The National Water-Quality Assessment Program (NAWQA) and the U.S. Environmental Protection Agency recently completed a two-year pilot monitoring program for assessment of pesticide concentrations in drinking water. The program was designed as a first step toward a long-term goal of characterizing human exposure to pesticide residues in drinking water derived from surface-water sources. Reservoirs were selected for sampling because they are important sources of drinking water and because the integrate pesticide loadings within their watersheds.
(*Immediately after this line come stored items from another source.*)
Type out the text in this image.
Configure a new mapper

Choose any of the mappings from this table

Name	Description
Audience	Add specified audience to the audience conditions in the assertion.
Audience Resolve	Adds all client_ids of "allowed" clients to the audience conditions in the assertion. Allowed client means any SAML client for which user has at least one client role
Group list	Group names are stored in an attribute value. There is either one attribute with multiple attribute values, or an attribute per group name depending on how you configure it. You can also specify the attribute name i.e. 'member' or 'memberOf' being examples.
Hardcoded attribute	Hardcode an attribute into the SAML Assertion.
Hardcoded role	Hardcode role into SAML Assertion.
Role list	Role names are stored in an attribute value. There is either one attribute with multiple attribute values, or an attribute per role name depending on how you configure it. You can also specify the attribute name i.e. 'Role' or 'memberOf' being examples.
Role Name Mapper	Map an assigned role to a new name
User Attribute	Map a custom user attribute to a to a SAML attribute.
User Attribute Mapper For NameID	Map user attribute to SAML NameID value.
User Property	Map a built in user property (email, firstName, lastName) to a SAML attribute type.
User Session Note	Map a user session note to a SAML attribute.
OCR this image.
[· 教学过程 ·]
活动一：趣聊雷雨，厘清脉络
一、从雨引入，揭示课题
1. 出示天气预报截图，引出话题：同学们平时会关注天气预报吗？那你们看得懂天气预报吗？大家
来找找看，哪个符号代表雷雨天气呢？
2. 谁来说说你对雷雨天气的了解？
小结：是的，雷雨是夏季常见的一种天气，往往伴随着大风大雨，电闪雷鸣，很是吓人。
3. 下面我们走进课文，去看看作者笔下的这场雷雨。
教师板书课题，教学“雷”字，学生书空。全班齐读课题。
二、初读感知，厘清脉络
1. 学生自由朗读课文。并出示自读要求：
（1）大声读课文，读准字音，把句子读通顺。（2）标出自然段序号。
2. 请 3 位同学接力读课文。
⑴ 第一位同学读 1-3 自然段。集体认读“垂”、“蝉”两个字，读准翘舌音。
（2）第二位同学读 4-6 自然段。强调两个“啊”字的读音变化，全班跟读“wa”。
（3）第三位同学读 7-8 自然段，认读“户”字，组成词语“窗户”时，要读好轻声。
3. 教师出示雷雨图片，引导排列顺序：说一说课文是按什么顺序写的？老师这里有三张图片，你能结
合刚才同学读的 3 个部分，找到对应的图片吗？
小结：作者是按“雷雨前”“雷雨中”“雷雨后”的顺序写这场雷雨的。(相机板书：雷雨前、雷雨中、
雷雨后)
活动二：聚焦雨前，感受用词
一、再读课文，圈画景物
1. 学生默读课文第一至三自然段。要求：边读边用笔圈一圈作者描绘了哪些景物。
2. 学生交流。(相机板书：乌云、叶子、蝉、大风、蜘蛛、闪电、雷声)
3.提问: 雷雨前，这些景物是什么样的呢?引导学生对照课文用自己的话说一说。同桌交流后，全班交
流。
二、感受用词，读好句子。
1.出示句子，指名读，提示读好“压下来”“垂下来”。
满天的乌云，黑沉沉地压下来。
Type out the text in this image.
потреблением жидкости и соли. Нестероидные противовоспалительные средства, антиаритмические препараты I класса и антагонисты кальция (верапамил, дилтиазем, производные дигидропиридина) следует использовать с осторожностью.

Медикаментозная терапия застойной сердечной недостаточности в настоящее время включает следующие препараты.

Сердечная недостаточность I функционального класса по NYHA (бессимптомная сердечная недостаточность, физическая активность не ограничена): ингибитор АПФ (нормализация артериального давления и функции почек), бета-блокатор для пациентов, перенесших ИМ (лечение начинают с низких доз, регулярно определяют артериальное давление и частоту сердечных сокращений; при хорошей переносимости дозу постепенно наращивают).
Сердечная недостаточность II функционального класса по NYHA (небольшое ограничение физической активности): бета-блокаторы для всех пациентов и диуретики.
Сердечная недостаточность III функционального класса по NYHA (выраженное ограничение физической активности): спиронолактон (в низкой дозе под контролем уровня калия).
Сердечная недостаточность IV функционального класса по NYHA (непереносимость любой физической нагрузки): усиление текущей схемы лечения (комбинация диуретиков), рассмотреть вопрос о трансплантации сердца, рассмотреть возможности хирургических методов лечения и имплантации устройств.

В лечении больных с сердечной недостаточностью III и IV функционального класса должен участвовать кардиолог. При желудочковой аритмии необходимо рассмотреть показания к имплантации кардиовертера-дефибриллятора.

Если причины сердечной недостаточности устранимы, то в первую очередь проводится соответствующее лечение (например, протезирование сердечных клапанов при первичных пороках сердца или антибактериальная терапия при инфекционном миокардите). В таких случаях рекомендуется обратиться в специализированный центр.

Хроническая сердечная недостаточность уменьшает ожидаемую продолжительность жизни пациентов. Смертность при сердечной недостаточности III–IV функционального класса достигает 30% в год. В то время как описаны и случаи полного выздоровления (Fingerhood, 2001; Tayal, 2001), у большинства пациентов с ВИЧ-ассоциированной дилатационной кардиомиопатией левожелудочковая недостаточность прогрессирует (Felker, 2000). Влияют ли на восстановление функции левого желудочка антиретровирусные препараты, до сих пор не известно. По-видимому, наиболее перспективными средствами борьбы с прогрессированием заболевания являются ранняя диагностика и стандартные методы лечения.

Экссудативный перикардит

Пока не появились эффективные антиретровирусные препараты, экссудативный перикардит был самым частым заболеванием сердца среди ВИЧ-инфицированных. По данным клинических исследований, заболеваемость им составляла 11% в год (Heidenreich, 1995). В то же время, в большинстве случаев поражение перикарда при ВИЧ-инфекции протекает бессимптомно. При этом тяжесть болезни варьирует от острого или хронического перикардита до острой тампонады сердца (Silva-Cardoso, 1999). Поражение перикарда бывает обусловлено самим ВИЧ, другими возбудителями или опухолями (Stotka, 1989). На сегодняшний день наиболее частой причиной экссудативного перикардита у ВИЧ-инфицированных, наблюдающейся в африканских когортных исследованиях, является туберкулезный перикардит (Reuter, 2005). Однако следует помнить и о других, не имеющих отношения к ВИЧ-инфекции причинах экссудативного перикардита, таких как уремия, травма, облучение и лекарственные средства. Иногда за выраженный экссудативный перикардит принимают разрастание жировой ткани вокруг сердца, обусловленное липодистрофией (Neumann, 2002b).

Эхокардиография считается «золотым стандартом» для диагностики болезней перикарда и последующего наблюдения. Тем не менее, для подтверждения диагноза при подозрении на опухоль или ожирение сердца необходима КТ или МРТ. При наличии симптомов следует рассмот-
Twelve water-supply reservoirs and community water systems were sampled, ranging in size from 120 to 92,600 acre-foot normal capacity, with contributing watersheds ranging from about 3 to 785 square miles. The sites are located in California, Indiana, Louisiana, Missouri, New York, North Carolina, Ohio, Oklahoma, Pennsylvania, South Carolina, South Dakota and Texas. Samples were collected from the raw water intake and the finished water tap located at the entry point to the distribution system. Each site generally was sampled every quarter, with bi-weekly sample collection during a four-month period coincident with extensive pesticide applications.
Analysis included 186 pesticides and degradation products. A total of 116 compounds were detected in at least one sample of raw water or of finished water. Many of the compounds, however, were detected in fewer than 5 percent of the samples and at concentrations very near the reporting level, which ranged from 0.001 micrograms to about 0.1 micrograms per liter. Detection does not necessarily translate to risk. The NAWQA program measures chemicals at very low concentrations, often 10 to 1,000 times lower than EPA standards and health advisories. The low-level sampling is used to detect and evaluate emerging issues, as well as track contaminant levels over time.
Widely used herbicides were the most frequently detected compounds in raw and finished water (detected in 36% to 96% of raw water samples and in 19% to 96% of finished water samples). None of the herbicides was detected in finished water at a concentration greater than a national drinking water criterion.
Insecticides occurred less frequently than herbicides, but also were detected in both raw and finished water.